O balanço da batalha de Adrianópolis foi extremamente negativo: além do imperador, 17 mil dos melhores soldados, muitos capitães, 35 tribunos, dois altos oficiais do palácio real e dois generais morreram no combate. Na noite daquele 9 de agosto, durante a volta para casa, “muitos legionários semivivos bloquearam as estradas por não resistirem aos ferimentos. E inúmeros cavalos mortos foram empilhados, enchendo a planície com seus corpos”, lamentou Ammianus. Para o império, o desastre de Adrianópolis arranhou o moral romana e debilitou o exército. “Foi uma derrota militar catastrófica – a pior em séculos – e que agravou a já existente carência de homens para a formação do exército. Além disso, depois dessa batalha o prestígio romano nunca mais foi o mesmo”, explica o especialista em império romano tardio Alan Dearn, pesquisador da Universidade de Macquarie, da Austrália.

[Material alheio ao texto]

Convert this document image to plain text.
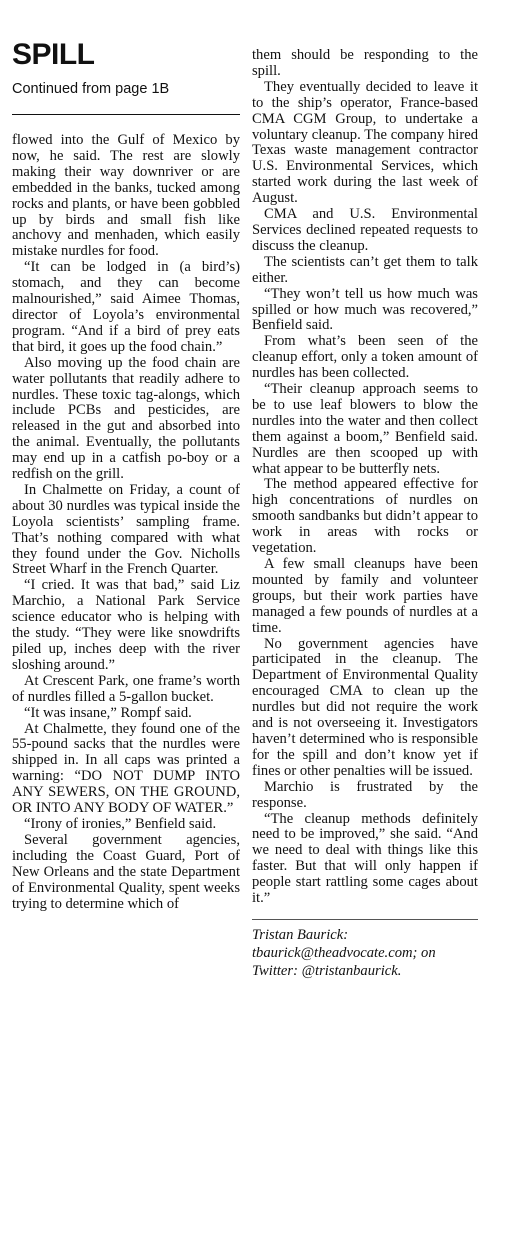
SPILL
Continued from page 1B

flowed into the Gulf of Mexico by now, he said. The rest are slowly making their way downriver or are embedded in the banks, tucked among rocks and plants, or have been gobbled up by birds and small fish like anchovy and menhaden, which easily mistake nurdles for food.

“It can be lodged in (a bird’s) stomach, and they can become malnourished,” said Aimee Thomas, director of Loyola’s environmental program. “And if a bird of prey eats that bird, it goes up the food chain.”

Also moving up the food chain are water pollutants that readily adhere to nurdles. These toxic tag-alongs, which include PCBs and pesticides, are released in the gut and absorbed into the animal. Eventually, the pollutants may end up in a catfish po-boy or a redfish on the grill.

In Chalmette on Friday, a count of about 30 nurdles was typical inside the Loyola scientists’ sampling frame. That’s nothing compared with what they found under the Gov. Nicholls Street Wharf in the French Quarter.

“I cried. It was that bad,” said Liz Marchio, a National Park Service science educator who is helping with the study. “They were like snowdrifts piled up, inches deep with the river sloshing around.”

At Crescent Park, one frame’s worth of nurdles filled a 5-gallon bucket.

“It was insane,” Rompf said.

At Chalmette, they found one of the 55-pound sacks that the nurdles were shipped in. In all caps was printed a warning: “DO NOT DUMP INTO ANY SEWERS, ON THE GROUND, OR INTO ANY BODY OF WATER.”

“Irony of ironies,” Benfield said.

Several government agencies, including the Coast Guard, Port of New Orleans and the state Department of Environmental Quality, spent weeks trying to determine which of

them should be responding to the spill.

They eventually decided to leave it to the ship’s operator, France-based CMA CGM Group, to undertake a voluntary cleanup. The company hired Texas waste management contractor U.S. Environmental Services, which started work during the last week of August.

CMA and U.S. Environmental Services declined repeated requests to discuss the cleanup.

The scientists can’t get them to talk either.

“They won’t tell us how much was spilled or how much was recovered,” Benfield said.

From what’s been seen of the cleanup effort, only a token amount of nurdles has been collected.

“Their cleanup approach seems to be to use leaf blowers to blow the nurdles into the water and then collect them against a boom,” Benfield said. Nurdles are then scooped up with what appear to be butterfly nets.

The method appeared effective for high concentrations of nurdles on smooth sandbanks but didn’t appear to work in areas with rocks or vegetation.

A few small cleanups have been mounted by family and volunteer groups, but their work parties have managed a few pounds of nurdles at a time.

No government agencies have participated in the cleanup. The Department of Environmental Quality encouraged CMA to clean up the nurdles but did not require the work and is not overseeing it. Investigators haven’t determined who is responsible for the spill and don’t know yet if fines or other penalties will be issued.

Marchio is frustrated by the response.

“The cleanup methods definitely need to be improved,” she said. “And we need to deal with things like this faster. But that will only happen if people start rattling some cages about it.”

Tristan Baurick: tbaurick@theadvocate.com; on Twitter: @tristanbaurick.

Mesmo com o fim da batalha, os godos continuaram dando trabalho para os romanos, até que Teodósio, o novo imperador do Oriente, agiu menos como general do que como diplomata, assentando os invasores no território por meio de um tratado bem generoso, proposto em 382. Os bárbaros viveriam com sua própria legislação em terras romanas e receberiam, de quebra, um subsídio anual para subsistência. Em troca, forneceriam homens para as legiões romanas, com a ressalva de que seus comandantes fossem sempre godos. “Esse tipo de assentamento ajudou a formar nos bárbaros um senso muito maior de unidade e identidade. E também lhes deu maior consciência de suas habilidades para influenciar a política romana”, diz Dearn. De fato, a autonomia legislativa e o controle do exército permitiram que o sucessor de Fritigern, Alarico, acumulasse tamanho poder em suas mãos que chegaria a escolher um imperador do Ocidente em 409 e a saquear Roma em 410. Com esses atos, os godos foram os responsáveis pela destruição das primeiras colunas do império. Os outros povos bárbaros demoliriam as demais.

Reinos góticos

Originários da atual Escandinávia, os godos migraram em 230 d.C. até o mar Negro, onde se dividiram em duas correntes. Os que marcharam a leste se tornaram os ostrogodos (em alemão, “Ost” quer dizer oriente). Os que peregrinaram a oeste viraram os visigodos (“West” significa ocidente). Assim que esses rudes bárbaros entraram em contato com as fronteiras romanas, se transformaram. Segundo o historiador inglês Perry Anderson observou, em Passagens da Antiguidade ao Feudalismo, “a hierarquia social, a disciplina militar e a remuneração monetária, tudo isso eram lições aprendidas no estrangeiro e logo assimiladas pelos chefes locais”. De todos os povos bárbaros, os godos foram os primeiros a criar um reino autônomo dentro do Império Romano. Depois, em 475, fundaram na atual Espanha o primeiro reino bárbaro da Idade Média. Já em 493, criaram outro reino na Itália. Com uma população dez vezes menor que a dos habitantes romanos, impuseram uma espécie de apartheid para assegurar o domínio político. Os locais freqüentavam a igreja católica e eram julgados segundo as leis romanas. Já os bárbaros iam a igrejas arianas (outra vertente do cristianismo) e eram sentenciados em seus próprios tribunais. Até mesmo o casamento era proibido entre eles. Mas, aos poucos, eles se aproximaram da herança de Roma. Afinal, a burocracia, o tipo de moeda, a organização das cidades e o alfabeto latino tinham dado às populações nativas uma civilização material necessária para o domínio gótico.